Abstract

This paper documents that the increase in public debt can lead to higher dividend payout to shareholders, which suggests public debt can be a strong cash flow predictor which helps better predict future stock returns. Specifically, the higher public debt-to-GDP ratio can predict both higher dividend growth and higher stock returns, and the predicted changes are in the same magnitudes. The finding is consistent with Lettau and Ludvigson's (2005) argument that there exists a common component among stock returns and dividend growth. We argue that i) public debt can drive the co-movement among returns and dividend growth, and the existence of a common component can resolve the US asset pricing puzzle as emphasized by Cochrane (2007, 2011) that the dividend-price ratio can only predict discount rates but not cash flows; ii) the strong cash flow predictability of the public debt-to-GDP ratio can not be consumed by the popular consumption-to-wealth ratio (cay) and many other macroeconomic states variables; iii) future stocks returns can be better out-of-sample predicted after controlling for public debt.
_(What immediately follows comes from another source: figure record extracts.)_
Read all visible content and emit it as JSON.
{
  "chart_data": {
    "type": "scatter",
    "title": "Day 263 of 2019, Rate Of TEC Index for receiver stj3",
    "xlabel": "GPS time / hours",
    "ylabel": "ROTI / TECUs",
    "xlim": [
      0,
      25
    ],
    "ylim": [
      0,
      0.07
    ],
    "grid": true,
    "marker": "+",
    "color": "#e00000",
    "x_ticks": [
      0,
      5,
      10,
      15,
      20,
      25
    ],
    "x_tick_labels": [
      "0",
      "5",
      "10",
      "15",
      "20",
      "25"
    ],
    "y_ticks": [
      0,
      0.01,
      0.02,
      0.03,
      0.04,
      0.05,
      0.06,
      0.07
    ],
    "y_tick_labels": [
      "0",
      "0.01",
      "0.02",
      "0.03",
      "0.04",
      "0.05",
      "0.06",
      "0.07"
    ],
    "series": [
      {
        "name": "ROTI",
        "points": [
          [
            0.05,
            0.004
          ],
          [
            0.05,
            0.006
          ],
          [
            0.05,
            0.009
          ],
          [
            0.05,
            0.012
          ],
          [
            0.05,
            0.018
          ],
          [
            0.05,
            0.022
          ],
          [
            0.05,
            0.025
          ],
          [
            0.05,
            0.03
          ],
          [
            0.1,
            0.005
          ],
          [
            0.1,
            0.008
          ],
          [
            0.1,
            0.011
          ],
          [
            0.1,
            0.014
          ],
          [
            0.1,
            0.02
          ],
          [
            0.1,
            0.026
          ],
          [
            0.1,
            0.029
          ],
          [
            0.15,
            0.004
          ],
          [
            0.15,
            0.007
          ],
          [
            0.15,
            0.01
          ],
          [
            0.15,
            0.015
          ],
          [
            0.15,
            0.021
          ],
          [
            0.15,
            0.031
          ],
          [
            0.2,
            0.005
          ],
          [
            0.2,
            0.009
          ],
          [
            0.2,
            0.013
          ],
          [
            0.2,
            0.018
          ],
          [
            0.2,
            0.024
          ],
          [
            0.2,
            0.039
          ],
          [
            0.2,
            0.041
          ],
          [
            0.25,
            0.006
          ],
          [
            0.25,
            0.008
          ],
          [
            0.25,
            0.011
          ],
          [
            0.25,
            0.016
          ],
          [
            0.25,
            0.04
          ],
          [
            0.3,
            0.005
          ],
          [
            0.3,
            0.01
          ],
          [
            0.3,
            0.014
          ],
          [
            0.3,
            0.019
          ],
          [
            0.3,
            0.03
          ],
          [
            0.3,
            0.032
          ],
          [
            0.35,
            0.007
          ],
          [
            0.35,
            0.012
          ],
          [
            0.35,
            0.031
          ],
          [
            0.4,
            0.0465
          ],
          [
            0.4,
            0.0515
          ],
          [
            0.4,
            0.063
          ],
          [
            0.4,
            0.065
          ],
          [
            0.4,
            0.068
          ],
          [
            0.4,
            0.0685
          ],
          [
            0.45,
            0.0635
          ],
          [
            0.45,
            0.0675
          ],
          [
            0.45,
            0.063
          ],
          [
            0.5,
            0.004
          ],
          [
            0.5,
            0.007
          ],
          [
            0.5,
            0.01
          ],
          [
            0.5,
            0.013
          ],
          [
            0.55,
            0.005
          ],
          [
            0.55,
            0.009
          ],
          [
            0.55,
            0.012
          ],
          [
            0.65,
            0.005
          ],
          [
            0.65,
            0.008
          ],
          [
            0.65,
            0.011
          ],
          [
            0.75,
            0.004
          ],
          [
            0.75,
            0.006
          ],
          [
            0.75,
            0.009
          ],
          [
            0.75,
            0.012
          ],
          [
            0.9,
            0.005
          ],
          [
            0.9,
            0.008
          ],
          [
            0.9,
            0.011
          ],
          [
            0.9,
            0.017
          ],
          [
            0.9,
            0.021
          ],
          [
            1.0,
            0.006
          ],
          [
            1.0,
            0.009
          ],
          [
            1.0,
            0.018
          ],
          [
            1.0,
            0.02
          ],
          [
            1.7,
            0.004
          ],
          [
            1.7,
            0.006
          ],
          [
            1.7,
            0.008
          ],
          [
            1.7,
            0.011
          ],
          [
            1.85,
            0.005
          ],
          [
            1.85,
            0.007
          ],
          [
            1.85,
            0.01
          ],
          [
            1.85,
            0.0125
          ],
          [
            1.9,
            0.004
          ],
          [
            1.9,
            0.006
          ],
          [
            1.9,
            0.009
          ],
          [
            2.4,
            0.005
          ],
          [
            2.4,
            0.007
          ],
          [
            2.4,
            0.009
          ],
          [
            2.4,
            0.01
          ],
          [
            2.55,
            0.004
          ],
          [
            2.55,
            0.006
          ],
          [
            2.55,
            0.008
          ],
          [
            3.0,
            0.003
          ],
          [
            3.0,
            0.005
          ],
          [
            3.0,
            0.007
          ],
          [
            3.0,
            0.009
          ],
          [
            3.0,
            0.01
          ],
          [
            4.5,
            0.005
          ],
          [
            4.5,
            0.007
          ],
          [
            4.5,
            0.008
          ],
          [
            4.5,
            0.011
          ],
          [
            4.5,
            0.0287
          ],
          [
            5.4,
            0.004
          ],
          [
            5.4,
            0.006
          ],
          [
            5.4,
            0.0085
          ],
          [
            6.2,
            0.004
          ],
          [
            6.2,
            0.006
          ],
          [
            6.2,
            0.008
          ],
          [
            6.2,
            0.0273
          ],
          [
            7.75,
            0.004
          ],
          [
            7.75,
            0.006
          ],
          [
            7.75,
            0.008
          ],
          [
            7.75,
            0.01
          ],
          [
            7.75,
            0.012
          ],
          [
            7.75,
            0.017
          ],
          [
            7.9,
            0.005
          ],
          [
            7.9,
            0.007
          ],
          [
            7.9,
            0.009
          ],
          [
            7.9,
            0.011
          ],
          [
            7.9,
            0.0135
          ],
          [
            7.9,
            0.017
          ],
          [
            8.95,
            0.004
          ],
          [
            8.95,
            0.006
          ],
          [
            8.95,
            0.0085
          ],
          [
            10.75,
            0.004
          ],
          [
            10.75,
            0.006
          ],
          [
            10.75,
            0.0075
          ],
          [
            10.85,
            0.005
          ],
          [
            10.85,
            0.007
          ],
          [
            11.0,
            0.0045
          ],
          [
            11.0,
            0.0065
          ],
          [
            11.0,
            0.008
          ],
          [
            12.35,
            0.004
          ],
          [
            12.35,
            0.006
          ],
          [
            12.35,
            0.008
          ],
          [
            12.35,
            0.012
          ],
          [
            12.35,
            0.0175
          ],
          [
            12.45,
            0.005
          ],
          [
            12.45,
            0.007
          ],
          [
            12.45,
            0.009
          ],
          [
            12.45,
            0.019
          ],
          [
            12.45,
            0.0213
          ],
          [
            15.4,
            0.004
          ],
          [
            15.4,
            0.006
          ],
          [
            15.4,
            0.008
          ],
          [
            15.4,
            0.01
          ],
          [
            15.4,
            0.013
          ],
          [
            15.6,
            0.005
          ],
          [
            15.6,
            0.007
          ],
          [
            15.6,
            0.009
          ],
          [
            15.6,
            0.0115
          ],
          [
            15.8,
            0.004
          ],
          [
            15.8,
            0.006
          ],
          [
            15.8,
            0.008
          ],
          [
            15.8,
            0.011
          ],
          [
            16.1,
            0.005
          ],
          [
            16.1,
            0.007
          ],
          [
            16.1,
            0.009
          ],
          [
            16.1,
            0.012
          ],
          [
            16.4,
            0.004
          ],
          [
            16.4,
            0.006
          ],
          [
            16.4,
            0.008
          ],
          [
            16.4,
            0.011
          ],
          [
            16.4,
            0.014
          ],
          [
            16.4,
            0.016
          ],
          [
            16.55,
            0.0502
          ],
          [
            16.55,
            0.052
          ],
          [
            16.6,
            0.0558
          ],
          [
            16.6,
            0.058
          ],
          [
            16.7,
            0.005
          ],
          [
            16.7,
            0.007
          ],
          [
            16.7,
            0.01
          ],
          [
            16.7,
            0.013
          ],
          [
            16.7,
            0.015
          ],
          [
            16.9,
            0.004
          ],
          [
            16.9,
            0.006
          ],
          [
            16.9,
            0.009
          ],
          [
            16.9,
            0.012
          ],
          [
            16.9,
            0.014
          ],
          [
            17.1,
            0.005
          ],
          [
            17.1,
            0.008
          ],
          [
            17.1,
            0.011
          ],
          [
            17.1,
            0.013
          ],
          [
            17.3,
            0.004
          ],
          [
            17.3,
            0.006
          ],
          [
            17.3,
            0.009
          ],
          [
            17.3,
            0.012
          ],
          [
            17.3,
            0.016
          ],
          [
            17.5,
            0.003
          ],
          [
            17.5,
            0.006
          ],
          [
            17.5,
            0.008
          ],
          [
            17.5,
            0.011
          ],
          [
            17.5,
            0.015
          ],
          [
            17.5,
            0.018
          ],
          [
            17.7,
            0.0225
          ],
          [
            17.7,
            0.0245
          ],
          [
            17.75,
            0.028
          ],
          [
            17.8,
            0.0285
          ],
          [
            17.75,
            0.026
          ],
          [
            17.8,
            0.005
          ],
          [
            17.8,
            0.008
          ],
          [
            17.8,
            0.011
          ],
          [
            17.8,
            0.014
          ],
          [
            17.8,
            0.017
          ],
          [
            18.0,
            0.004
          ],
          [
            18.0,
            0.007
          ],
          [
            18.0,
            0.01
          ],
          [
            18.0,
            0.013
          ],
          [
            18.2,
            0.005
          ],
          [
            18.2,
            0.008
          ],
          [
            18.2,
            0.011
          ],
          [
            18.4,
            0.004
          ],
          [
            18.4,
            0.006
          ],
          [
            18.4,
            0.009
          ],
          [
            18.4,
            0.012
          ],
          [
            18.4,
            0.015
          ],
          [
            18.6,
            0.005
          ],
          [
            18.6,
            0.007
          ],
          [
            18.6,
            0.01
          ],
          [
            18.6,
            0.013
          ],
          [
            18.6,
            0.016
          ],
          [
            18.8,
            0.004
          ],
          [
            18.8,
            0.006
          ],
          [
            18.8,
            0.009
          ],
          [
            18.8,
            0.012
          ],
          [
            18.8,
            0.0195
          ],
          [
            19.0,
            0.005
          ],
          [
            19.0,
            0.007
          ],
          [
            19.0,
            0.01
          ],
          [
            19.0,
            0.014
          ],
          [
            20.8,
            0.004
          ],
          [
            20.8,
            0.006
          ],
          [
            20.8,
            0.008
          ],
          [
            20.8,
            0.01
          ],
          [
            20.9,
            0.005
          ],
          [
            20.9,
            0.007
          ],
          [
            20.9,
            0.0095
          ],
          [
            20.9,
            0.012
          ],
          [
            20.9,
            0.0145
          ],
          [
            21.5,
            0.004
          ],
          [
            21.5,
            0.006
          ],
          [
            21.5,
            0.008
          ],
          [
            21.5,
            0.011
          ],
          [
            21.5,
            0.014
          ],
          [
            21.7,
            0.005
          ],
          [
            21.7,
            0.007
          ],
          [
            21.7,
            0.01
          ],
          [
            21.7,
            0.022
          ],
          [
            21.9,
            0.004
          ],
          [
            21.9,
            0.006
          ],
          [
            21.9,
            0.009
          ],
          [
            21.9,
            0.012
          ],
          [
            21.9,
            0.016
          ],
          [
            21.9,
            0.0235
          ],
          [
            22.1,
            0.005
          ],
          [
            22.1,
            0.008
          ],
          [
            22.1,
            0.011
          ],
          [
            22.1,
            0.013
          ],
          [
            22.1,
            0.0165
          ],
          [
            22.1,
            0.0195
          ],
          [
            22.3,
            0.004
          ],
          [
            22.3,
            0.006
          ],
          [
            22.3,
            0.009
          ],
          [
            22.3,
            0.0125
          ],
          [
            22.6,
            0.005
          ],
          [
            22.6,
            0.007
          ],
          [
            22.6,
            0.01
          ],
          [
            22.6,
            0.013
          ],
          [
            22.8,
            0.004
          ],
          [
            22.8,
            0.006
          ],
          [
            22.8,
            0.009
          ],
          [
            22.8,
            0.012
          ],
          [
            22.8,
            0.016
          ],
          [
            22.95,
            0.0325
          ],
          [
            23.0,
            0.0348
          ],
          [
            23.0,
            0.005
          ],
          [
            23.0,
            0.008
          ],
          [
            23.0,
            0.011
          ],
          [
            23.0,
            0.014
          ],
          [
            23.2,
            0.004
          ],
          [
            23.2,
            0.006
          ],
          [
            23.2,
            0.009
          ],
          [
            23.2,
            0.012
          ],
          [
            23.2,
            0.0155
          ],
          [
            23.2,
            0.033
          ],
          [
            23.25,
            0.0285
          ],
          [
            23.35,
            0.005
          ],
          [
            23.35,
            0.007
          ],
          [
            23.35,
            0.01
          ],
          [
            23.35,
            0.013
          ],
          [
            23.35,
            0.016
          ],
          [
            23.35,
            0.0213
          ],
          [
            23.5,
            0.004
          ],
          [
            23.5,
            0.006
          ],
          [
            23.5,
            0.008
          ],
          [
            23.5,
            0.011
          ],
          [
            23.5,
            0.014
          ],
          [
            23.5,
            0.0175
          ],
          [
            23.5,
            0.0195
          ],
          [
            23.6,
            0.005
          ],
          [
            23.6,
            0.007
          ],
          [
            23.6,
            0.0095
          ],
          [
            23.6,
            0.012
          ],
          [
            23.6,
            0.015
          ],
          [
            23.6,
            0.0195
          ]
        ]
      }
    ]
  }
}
The empirical evidence documented in the US aggregate market can also be extended to the US cross-section and the international markets, especially for the advanced financial markets, which helps to explain the weak cash flow predictability recently documented by Rangvid et al. (2014) and Maio et al. (2015). To rationalize the finding, we propose a production-based asset pricing model incorporating cash-retention friction on the corporate sector. The model can produce testable predictions that the increase in public debt moves both dividend payment and the cost of capital in the same direction, resulting in the capture of the common component.